To an increasing extent digital signal devices are being used in transmission technology, in particular over radio relay links. For the additional transmission of information bits for service channel purposes and message purposes, such devices require a multiplexer-demultiplexer with a so-called super-frame structure.
The publication "Multiplexers for 8.448 Mbit/s in Positive-Negative Stuffing Technology" by U. Assmus and others (see communication from the Research Institute of the FTZ of the German Post Office in Darmstadt, published in "Nachrichtentechnische Fachbertichte" 42 (1972), pp. 245-256) states the following. The combination of a plurality of PCM basic systems to form a system of the second order for the more efficient transmission of digital signals over long distances will form an effective preliminary stage of a digital network and can be constructed using multiplexers without transmission losses. As a synchronous digital network cannot be expected to exist in the near future, asynchronous multiplexers should be of significance for a long transition period. Amongst asynchronous multiplexers, the multiplexer featuring "positive-negative" stuffing technology appears to have special significance. In the receiving section of the multiplexer-demultiplexer system, synchronism between transmitter and receiver is established in a synchronizing device.
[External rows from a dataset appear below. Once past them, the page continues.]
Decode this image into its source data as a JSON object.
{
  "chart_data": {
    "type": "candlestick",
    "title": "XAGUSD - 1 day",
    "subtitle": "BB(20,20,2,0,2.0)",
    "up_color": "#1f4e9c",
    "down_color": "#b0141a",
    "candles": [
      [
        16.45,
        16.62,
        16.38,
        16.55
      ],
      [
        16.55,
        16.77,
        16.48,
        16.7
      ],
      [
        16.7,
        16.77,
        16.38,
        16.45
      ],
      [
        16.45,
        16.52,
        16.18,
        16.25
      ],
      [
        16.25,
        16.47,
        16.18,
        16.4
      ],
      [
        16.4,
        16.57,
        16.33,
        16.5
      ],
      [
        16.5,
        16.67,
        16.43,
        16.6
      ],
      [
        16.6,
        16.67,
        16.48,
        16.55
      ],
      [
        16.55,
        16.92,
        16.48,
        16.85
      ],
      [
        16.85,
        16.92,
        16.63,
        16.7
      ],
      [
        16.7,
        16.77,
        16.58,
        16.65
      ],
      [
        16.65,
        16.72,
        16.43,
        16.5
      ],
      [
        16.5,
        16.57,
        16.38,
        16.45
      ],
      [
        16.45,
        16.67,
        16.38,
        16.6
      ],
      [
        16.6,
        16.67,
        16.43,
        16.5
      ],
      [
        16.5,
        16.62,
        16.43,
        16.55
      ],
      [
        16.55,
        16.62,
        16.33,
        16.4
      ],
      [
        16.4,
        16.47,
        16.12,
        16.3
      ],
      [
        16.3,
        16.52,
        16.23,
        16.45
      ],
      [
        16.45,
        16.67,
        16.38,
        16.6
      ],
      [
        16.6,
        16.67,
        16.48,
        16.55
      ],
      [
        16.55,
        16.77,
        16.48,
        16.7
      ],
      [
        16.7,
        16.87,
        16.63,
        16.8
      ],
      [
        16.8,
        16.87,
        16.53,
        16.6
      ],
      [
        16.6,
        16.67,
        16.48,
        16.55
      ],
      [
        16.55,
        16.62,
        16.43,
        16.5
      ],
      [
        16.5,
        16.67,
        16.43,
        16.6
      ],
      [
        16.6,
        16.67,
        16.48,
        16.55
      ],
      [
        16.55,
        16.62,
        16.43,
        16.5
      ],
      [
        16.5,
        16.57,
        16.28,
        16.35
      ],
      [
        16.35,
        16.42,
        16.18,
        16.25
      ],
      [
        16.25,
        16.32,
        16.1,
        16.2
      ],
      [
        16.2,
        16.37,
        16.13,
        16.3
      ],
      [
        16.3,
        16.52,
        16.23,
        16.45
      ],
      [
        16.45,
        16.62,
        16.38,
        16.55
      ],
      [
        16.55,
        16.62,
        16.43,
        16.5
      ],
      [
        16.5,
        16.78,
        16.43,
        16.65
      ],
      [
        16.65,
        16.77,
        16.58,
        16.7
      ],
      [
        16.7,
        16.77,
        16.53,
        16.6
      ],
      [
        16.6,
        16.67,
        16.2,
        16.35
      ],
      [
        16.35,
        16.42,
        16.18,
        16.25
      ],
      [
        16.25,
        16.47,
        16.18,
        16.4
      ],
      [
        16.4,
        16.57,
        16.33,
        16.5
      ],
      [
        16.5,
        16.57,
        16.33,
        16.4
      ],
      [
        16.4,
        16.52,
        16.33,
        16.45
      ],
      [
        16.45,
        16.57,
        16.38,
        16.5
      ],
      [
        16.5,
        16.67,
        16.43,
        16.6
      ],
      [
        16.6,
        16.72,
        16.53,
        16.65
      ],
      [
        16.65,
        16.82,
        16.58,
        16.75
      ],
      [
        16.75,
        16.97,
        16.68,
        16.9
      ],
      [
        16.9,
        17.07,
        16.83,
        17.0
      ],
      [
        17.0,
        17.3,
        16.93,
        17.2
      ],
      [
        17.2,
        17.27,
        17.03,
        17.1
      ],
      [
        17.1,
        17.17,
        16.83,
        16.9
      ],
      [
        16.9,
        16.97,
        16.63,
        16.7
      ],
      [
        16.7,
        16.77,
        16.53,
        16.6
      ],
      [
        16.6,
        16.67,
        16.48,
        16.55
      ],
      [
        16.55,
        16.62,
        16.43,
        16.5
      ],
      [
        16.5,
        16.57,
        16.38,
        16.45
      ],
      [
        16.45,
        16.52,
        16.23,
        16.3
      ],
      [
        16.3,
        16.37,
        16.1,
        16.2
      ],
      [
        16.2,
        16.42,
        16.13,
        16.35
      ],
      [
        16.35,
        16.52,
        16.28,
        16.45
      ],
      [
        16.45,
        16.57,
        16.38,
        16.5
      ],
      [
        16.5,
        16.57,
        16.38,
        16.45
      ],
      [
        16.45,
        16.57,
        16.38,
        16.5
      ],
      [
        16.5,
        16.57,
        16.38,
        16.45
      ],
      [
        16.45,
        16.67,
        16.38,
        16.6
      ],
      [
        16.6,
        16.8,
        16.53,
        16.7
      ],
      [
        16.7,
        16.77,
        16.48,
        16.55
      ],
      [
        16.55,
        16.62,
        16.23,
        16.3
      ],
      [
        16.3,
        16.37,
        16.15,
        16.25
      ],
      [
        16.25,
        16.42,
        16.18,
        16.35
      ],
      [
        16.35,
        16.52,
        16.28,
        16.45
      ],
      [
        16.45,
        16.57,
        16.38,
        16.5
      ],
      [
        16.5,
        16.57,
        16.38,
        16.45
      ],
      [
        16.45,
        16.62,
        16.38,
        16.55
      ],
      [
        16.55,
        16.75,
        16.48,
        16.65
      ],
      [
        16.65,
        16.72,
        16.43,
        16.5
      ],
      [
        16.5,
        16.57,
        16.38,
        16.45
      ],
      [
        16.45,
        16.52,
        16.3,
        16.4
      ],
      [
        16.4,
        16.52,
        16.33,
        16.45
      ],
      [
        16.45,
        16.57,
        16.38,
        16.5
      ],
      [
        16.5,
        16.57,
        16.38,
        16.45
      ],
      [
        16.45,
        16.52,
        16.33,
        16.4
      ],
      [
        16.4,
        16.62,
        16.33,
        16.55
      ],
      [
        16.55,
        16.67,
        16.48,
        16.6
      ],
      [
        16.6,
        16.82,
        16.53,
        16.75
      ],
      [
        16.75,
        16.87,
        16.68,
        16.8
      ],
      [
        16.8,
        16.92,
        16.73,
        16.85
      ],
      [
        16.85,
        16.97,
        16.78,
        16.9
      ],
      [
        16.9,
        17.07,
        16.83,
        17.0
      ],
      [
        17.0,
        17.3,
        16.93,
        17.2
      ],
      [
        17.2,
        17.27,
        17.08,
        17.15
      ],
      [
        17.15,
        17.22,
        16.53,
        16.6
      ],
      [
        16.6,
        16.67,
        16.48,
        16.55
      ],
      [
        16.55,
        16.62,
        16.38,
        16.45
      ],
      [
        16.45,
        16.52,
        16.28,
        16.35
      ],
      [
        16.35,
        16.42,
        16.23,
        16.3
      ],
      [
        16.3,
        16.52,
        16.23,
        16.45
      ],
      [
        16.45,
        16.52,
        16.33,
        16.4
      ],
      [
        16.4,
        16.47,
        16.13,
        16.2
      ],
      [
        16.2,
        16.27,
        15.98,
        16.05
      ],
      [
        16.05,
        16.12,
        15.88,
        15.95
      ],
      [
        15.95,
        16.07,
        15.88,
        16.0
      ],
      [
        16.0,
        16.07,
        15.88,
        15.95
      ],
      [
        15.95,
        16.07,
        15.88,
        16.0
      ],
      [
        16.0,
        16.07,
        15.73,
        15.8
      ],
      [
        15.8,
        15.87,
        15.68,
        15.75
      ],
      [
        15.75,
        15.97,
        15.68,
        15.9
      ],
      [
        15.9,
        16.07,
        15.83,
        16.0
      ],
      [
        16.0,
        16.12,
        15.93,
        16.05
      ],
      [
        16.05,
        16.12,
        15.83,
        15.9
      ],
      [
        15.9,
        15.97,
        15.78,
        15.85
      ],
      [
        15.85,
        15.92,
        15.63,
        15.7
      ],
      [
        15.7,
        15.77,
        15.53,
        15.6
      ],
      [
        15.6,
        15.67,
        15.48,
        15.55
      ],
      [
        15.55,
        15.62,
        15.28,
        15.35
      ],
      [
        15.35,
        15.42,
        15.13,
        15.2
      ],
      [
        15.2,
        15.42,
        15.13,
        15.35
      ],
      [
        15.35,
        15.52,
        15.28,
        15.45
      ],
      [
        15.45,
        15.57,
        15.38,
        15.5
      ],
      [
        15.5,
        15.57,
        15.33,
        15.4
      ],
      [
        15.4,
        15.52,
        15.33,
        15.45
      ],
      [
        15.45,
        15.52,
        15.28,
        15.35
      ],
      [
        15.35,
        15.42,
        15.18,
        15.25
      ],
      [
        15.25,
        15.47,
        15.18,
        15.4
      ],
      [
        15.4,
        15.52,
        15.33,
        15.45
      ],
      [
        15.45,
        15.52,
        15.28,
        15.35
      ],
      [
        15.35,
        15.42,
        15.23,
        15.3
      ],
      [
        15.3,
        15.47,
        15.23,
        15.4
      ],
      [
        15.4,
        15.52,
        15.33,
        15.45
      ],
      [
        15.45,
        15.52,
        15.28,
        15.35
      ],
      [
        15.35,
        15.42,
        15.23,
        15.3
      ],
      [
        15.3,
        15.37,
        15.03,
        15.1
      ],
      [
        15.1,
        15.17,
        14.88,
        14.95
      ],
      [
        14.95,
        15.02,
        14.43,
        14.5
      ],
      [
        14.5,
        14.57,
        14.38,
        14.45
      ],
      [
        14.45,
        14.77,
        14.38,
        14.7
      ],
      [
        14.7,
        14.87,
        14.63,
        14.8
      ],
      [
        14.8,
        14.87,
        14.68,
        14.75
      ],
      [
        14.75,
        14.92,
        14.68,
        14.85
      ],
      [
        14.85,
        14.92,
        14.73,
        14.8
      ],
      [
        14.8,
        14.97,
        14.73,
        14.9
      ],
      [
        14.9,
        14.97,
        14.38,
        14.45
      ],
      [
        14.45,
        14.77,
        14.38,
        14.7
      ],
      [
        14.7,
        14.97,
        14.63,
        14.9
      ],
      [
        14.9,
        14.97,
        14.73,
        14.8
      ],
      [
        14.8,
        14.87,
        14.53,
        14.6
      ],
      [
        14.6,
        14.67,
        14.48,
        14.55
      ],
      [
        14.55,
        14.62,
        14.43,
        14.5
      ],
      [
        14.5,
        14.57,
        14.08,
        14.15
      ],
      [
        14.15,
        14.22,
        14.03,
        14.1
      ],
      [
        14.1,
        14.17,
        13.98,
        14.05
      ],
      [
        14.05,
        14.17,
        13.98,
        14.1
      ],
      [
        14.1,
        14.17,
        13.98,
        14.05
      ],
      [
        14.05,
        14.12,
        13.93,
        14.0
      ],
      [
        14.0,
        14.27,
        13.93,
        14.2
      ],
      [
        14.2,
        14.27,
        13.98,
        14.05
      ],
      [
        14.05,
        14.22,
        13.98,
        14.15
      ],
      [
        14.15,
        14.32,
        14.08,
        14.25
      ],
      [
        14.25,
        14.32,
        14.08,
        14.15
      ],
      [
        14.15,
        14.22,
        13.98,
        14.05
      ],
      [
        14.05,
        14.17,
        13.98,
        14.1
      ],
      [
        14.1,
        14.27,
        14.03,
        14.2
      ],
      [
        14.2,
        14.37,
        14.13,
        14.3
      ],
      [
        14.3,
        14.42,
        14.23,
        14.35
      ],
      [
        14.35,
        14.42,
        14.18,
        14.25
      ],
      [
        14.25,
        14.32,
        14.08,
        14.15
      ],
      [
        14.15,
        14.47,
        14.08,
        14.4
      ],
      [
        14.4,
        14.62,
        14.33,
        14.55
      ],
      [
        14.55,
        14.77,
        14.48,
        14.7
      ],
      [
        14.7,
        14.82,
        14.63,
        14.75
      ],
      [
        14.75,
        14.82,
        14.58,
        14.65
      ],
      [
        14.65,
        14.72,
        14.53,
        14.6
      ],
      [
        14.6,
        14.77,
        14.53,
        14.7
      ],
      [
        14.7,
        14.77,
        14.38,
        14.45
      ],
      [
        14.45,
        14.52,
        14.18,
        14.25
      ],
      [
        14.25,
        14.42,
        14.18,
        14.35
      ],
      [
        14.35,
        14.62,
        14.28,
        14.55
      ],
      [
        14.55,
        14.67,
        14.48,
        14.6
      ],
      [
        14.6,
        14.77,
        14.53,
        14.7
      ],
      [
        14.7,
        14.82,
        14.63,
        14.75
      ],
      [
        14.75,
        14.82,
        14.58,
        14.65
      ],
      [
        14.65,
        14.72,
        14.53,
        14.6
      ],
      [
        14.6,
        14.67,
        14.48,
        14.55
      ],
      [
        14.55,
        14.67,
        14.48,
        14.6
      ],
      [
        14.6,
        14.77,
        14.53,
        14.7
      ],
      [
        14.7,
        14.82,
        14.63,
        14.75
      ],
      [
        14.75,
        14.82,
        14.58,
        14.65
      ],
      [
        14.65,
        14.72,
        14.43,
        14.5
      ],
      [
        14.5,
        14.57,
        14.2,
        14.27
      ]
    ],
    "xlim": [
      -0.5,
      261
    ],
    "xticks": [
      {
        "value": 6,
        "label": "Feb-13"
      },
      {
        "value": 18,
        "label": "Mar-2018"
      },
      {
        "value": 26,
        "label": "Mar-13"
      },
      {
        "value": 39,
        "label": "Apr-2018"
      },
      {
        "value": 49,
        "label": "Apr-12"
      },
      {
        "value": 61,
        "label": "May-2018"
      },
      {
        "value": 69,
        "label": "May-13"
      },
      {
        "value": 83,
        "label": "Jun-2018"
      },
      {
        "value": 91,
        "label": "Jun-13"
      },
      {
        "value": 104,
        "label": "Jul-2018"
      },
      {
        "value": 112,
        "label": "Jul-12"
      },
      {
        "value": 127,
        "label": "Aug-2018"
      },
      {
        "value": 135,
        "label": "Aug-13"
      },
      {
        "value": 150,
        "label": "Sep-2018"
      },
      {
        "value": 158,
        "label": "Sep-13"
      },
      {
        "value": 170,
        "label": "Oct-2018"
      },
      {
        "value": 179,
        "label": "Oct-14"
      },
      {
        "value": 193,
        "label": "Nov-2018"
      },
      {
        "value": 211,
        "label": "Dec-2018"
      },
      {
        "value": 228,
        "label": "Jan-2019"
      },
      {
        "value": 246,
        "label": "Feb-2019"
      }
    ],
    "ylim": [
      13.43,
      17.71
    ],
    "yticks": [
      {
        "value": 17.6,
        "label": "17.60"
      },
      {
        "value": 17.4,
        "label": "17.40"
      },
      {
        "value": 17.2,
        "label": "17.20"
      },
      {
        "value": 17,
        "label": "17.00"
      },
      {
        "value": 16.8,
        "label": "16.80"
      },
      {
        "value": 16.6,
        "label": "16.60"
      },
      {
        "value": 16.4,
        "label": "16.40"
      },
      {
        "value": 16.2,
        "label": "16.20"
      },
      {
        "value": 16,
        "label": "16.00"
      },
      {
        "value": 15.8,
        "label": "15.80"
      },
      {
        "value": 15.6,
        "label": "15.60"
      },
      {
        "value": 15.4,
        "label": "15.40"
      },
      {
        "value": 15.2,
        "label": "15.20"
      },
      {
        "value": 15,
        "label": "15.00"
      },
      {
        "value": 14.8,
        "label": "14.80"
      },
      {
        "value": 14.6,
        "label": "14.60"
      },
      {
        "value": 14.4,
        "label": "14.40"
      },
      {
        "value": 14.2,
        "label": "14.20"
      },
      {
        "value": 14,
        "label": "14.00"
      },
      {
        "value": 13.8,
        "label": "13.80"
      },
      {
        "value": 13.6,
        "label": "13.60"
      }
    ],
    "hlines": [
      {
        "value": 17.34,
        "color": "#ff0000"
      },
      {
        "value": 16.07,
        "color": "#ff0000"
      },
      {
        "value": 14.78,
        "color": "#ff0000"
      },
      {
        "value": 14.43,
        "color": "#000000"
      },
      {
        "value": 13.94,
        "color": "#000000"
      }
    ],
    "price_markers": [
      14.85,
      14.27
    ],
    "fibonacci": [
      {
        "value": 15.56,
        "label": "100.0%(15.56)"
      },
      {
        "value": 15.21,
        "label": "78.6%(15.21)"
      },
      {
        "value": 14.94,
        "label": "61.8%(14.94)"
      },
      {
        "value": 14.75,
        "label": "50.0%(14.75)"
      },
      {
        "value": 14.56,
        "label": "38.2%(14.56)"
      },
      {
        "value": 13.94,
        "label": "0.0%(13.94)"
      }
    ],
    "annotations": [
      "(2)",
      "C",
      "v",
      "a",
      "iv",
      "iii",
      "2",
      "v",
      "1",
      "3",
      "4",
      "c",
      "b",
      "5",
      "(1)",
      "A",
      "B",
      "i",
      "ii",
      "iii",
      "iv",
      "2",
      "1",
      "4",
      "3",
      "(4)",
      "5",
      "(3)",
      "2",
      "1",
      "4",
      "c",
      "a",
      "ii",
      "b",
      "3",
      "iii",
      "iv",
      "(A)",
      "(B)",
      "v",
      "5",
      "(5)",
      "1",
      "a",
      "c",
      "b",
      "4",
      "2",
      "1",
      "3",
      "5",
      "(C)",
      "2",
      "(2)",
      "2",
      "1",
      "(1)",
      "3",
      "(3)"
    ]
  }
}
For this purpose a periodically recurring synchronizing word is transmitted in the bit flow in the generally conventional manner. The synchronizing word provides the bit flow with a frame structure, where the start of each frame is marked by the synchronizing word.
As stated in the description of the Siemens Digital signal multiplex device DSMX8/34, a frame codeword consisting of 10 bits is used at the start of the pulse frame. In the frame synchronizing circuit a shift register is shifted relative to the bit flow until, via a logic-link, the frame codeword is recognized at the outputs of the shift register.